François Gravel, éditorialiste
Un choix insensible
Une règle d’or dans le monde des affaires est qu’il ne faut pas s’entêter dans l’erreur. À un certain moment, il faut savoir reconnaître son échec, comptabiliser ses pertes et passer à autre chose. C’est ce que Blaine Higgs aurait dû faire il y a longtemps avec son projet d’abolir l’immersion française. Même chose pour Justin Trudeau avec la nomination d’Amira Elghawaby.
Le 26 janvier, Justin Trudeau a annoncé que Amira Elghawaby deviendra la première représentante spéciale du Canada chargée de la lutte contre l’islamophobie. Quelques heures plus tard, la nouvelle tournait au cauchemar de relations publiques pour le gouvernement.
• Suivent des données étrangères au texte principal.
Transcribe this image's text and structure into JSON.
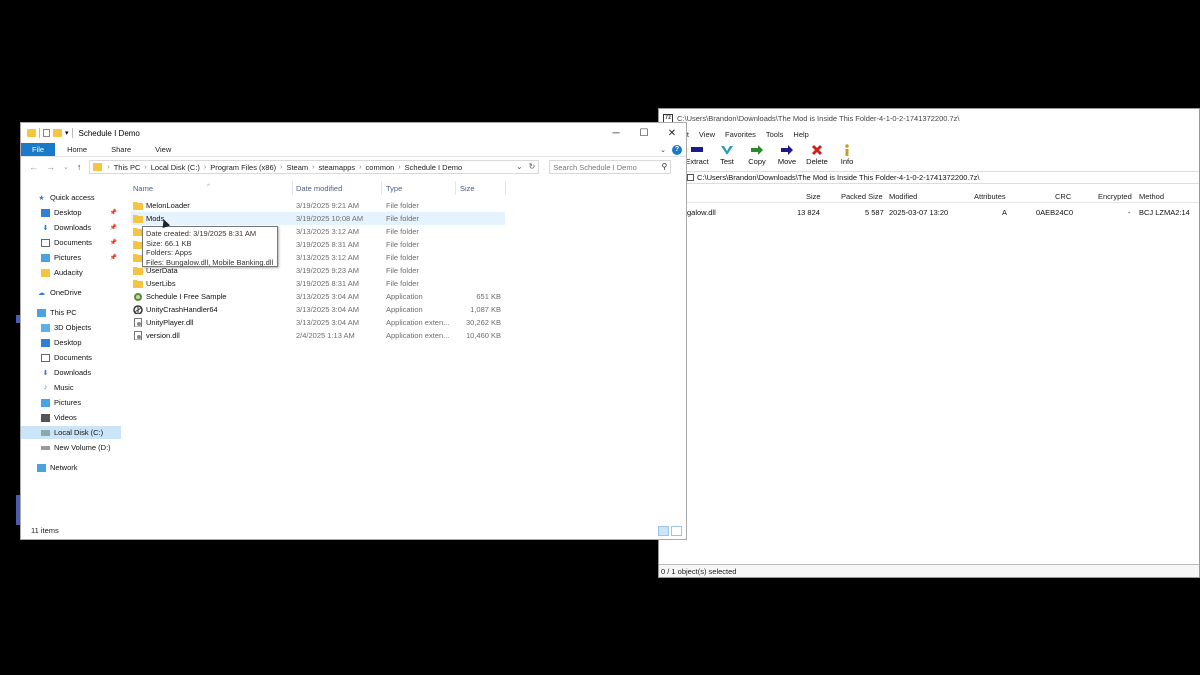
{
  "zip": {
    "title": "C:\\Users\\Brandon\\Downloads\\The Mod is Inside This Folder-4-1-0-2-1741372200.7z\\",
    "app_icon": "7z",
    "menu": [
      "dit",
      "View",
      "Favorites",
      "Tools",
      "Help"
    ],
    "toolbar": [
      {
        "label": "Extract",
        "icon": "extract-icon",
        "color": "#1a1a8c"
      },
      {
        "label": "Test",
        "icon": "test-icon",
        "color": "#2aa0b8"
      },
      {
        "label": "Copy",
        "icon": "copy-icon",
        "color": "#2a8a2a"
      },
      {
        "label": "Move",
        "icon": "move-icon",
        "color": "#1a1a8c"
      },
      {
        "label": "Delete",
        "icon": "delete-icon",
        "color": "#d02020"
      },
      {
        "label": "Info",
        "icon": "info-icon",
        "color": "#c8a020"
      }
    ],
    "address": "C:\\Users\\Brandon\\Downloads\\The Mod is Inside This Folder-4-1-0-2-1741372200.7z\\",
    "columns": {
      "size": "Size",
      "packed": "Packed Size",
      "modified": "Modified",
      "attributes": "Attributes",
      "crc": "CRC",
      "encrypted": "Encrypted",
      "method": "Method"
    },
    "row": {
      "name": "galow.dll",
      "size": "13 824",
      "packed": "5 587",
      "modified": "2025-03-07 13:20",
      "attributes": "A",
      "crc": "0AEB24C0",
      "encrypted": "-",
      "method": "BCJ LZMA2:14"
    },
    "status": "0 / 1 object(s) selected"
  },
  "explorer": {
    "title": "Schedule I Demo",
    "window_controls": {
      "minimize": "─",
      "maximize": "☐",
      "close": "✕"
    },
    "ribbon": {
      "file": "File",
      "home": "Home",
      "share": "Share",
      "view": "View",
      "help": "?"
    },
    "nav": {
      "back": "←",
      "forward": "→",
      "recent": "⌄",
      "up": "↑"
    },
    "breadcrumbs": [
      "This PC",
      "Local Disk (C:)",
      "Program Files (x86)",
      "Steam",
      "steamapps",
      "common",
      "Schedule I Demo"
    ],
    "search_placeholder": "Search Schedule I Demo",
    "navpane": [
      {
        "label": "Quick access",
        "icon": "star-icon",
        "pinned": false,
        "sel": false
      },
      {
        "label": "Desktop",
        "icon": "desktop-icon",
        "pinned": true,
        "sel": false
      },
      {
        "label": "Downloads",
        "icon": "downloads-icon",
        "pinned": true,
        "sel": false
      },
      {
        "label": "Documents",
        "icon": "documents-icon",
        "pinned": true,
        "sel": false
      },
      {
        "label": "Pictures",
        "icon": "pictures-icon",
        "pinned": true,
        "sel": false
      },
      {
        "label": "Audacity",
        "icon": "folder-icon",
        "pinned": false,
        "sel": false
      },
      {
        "label": "OneDrive",
        "icon": "cloud-icon",
        "pinned": false,
        "sel": false
      },
      {
        "label": "This PC",
        "icon": "computer-icon",
        "pinned": false,
        "sel": false
      },
      {
        "label": "3D Objects",
        "icon": "cube-icon",
        "pinned": false,
        "sel": false
      },
      {
        "label": "Desktop",
        "icon": "desktop-icon",
        "pinned": false,
        "sel": false
      },
      {
        "label": "Documents",
        "icon": "documents-icon",
        "pinned": false,
        "sel": false
      },
      {
        "label": "Downloads",
        "icon": "downloads-icon",
        "pinned": false,
        "sel": false
      },
      {
        "label": "Music",
        "icon": "music-icon",
        "pinned": false,
        "sel": false
      },
      {
        "label": "Pictures",
        "icon": "pictures-icon",
        "pinned": false,
        "sel": false
      },
      {
        "label": "Videos",
        "icon": "videos-icon",
        "pinned": false,
        "sel": false
      },
      {
        "label": "Local Disk (C:)",
        "icon": "drive-icon",
        "pinned": false,
        "sel": true
      },
      {
        "label": "New Volume (D:)",
        "icon": "drive-icon",
        "pinned": false,
        "sel": false
      },
      {
        "label": "Network",
        "icon": "network-icon",
        "pinned": false,
        "sel": false
      }
    ],
    "columns": {
      "name": "Name",
      "date": "Date modified",
      "type": "Type",
      "size": "Size"
    },
    "files": [
      {
        "name": "MelonLoader",
        "date": "3/19/2025 9:21 AM",
        "type": "File folder",
        "size": "",
        "icon": "folder-icon"
      },
      {
        "name": "Mods",
        "date": "3/19/2025 10:08 AM",
        "type": "File folder",
        "size": "",
        "icon": "folder-icon"
      },
      {
        "name": "",
        "date": "3/13/2025 3:12 AM",
        "type": "File folder",
        "size": "",
        "icon": "folder-icon"
      },
      {
        "name": "",
        "date": "3/19/2025 8:31 AM",
        "type": "File folder",
        "size": "",
        "icon": "folder-icon"
      },
      {
        "name": "",
        "date": "3/13/2025 3:12 AM",
        "type": "File folder",
        "size": "",
        "icon": "folder-icon"
      },
      {
        "name": "UserData",
        "date": "3/19/2025 9:23 AM",
        "type": "File folder",
        "size": "",
        "icon": "folder-icon"
      },
      {
        "name": "UserLibs",
        "date": "3/19/2025 8:31 AM",
        "type": "File folder",
        "size": "",
        "icon": "folder-icon"
      },
      {
        "name": "Schedule I Free Sample",
        "date": "3/13/2025 3:04 AM",
        "type": "Application",
        "size": "651 KB",
        "icon": "game-app-icon"
      },
      {
        "name": "UnityCrashHandler64",
        "date": "3/13/2025 3:04 AM",
        "type": "Application",
        "size": "1,087 KB",
        "icon": "unity-icon"
      },
      {
        "name": "UnityPlayer.dll",
        "date": "3/13/2025 3:04 AM",
        "type": "Application exten...",
        "size": "30,262 KB",
        "icon": "dll-icon"
      },
      {
        "name": "version.dll",
        "date": "2/4/2025 1:13 AM",
        "type": "Application exten...",
        "size": "10,460 KB",
        "icon": "dll-icon"
      }
    ],
    "tooltip": [
      "Date created: 3/19/2025 8:31 AM",
      "Size: 66.1 KB",
      "Folders: Apps",
      "Files: Bungalow.dll, Mobile Banking.dll"
    ],
    "status": "11 items",
    "colors": {
      "accent": "#1979ca",
      "folder": "#f5c441",
      "selected": "#cce4f7",
      "hover": "#e5f3ff"
    }
  }
}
Mme Elghawaby a rédigé, il y a quelques années, une chronique publiée dans un quotidien d’Ottawa dans laquelle elle affirme que la majorité des Québécois sont influencés par un sentiment antimusulman.
Déterminée à conserver un poste avec une fourchette salariale de 162 700$ à 191 300$, elle a depuis tenté de faire amende honorable en rencontrant le chef du Bloc Québécois Yves-François Blanchet, en présentant des excuses et en affirmant ne finalement pas croire que les Québécois sont racistes.
Tout cela n’a pas suffi à calmer la tempête. Le premier ministre Trudeau se retrouve donc dans une position où il doit défendre une représentante spéciale qui a perdu toute crédibilité dans la province où, selon les écrits de celle-ci, il y a pourtant le plus à faire pour lutter contre l’islamophobie.
L’indignation des Québécois est compréhensible. Elle devrait être partagée en Acadie.
Il y a en effet une raison pour laquelle Amira Elghawaby fait une fixation sur le Québec, et ça n’a rien à avoir avec sa loi sur la laïcité. C’est en raison de son caractère francophone.
En ce sens, elle rejoint des dizaines d’autres politiciens, commentateurs et pseudo-analystes qui voient les gestes racistes posés dans le Canada anglais comme étant des incidents isolés, mais qui voient ceux qui surviennent au Québec comme étant la preuve d’une tare qui habite le peuple.
Les Acadiens échappent généralement à ce traitement parce que moins visibles sur la scène nationale, en raison d’une faible population et d’une influence limitée. Le moindre soubresaut dans l’actualité acadienne suffit toutefois à libérer la parole et les critiques à notre égard.
Pour vous en convaincre et pour tout savoir sur la folle menace de la «frenchification» du New Brunswick, allez lire les commentaires des lecteurs à la fin des textes de CBC NB, sur le web. Vous pouvez aussi vous rappeler le fait que les nouveaux amis du premier ministre Higgs, au sein de l’Anglo Rights Association of New Brunswick, ont toléré il y a quelques années la diffusion sur leur page Facebook d’une caricature qui peignait la commissaire aux langues officielles comme étant une nazie.
Ce n’est pas tout.
Amira Elghawaby est également dans l’eau chaude à la suite d’un gazouillis méprisant datant de 2021. En réaction à une lettre d’opinion dans laquelle un professeur de l’Université de Toronto décrétait que les Canadiens français avaient été le plus grand groupe au pays à avoir subi le colonialisme britannique, elle avait répondu: «Je vais vomir».
Il s’agit d’une insulte à l’endroit de tous les francophones, mais en particulier des Acadiens, peuple qui a subi les affres de la Déportation aux mains de la Couronne britannique, mais aussi d’innombrables tentatives d’appauvrissement, d’isolement et d’assimilation.
Il est logique que le gouvernement Trudeau ne se soit pas arrêté à cette déclaration ni à ce qu’elle représente du point de vue acadien.
Après tout, c’est cette même administration qui a nommé en 2019 une lieutenante-gouverneure unilingue au Nouveau-Brunswick et qui se bat aujourd’hui devant les tribunaux afin de défendre cette décision. La présence des ministres acadiens Dominic LeBlanc et Ginette Petitpas Taylor au sein du cabinet ne change malheureusement rien au manque d’égard et surtout de sensibilité de ce gouvernement à l’endroit de l’Acadie.
Le poste de représentante spéciale du Canada chargée de la lutte contre l’islamophobie n’est pas accompagné de pouvoirs punitifs. Le succès de ses efforts contre la discrimination dont sont trop souvent victimes les citoyens de religion musulmane dépend donc de la crédibilité du titulaire.
Nous ne joignons pas notre voix à ceux qui réclament purement et simplement l’abolition du poste. Nous croyons toutefois que le gouvernement Trudeau doit trouver quelqu’un d’autre pour l’occuper. Quelqu’un, idéalement, qui n’a pas l’habitude de «vomir» sur les épisodes les plus sombres de l’histoire des francophones et des Acadiens.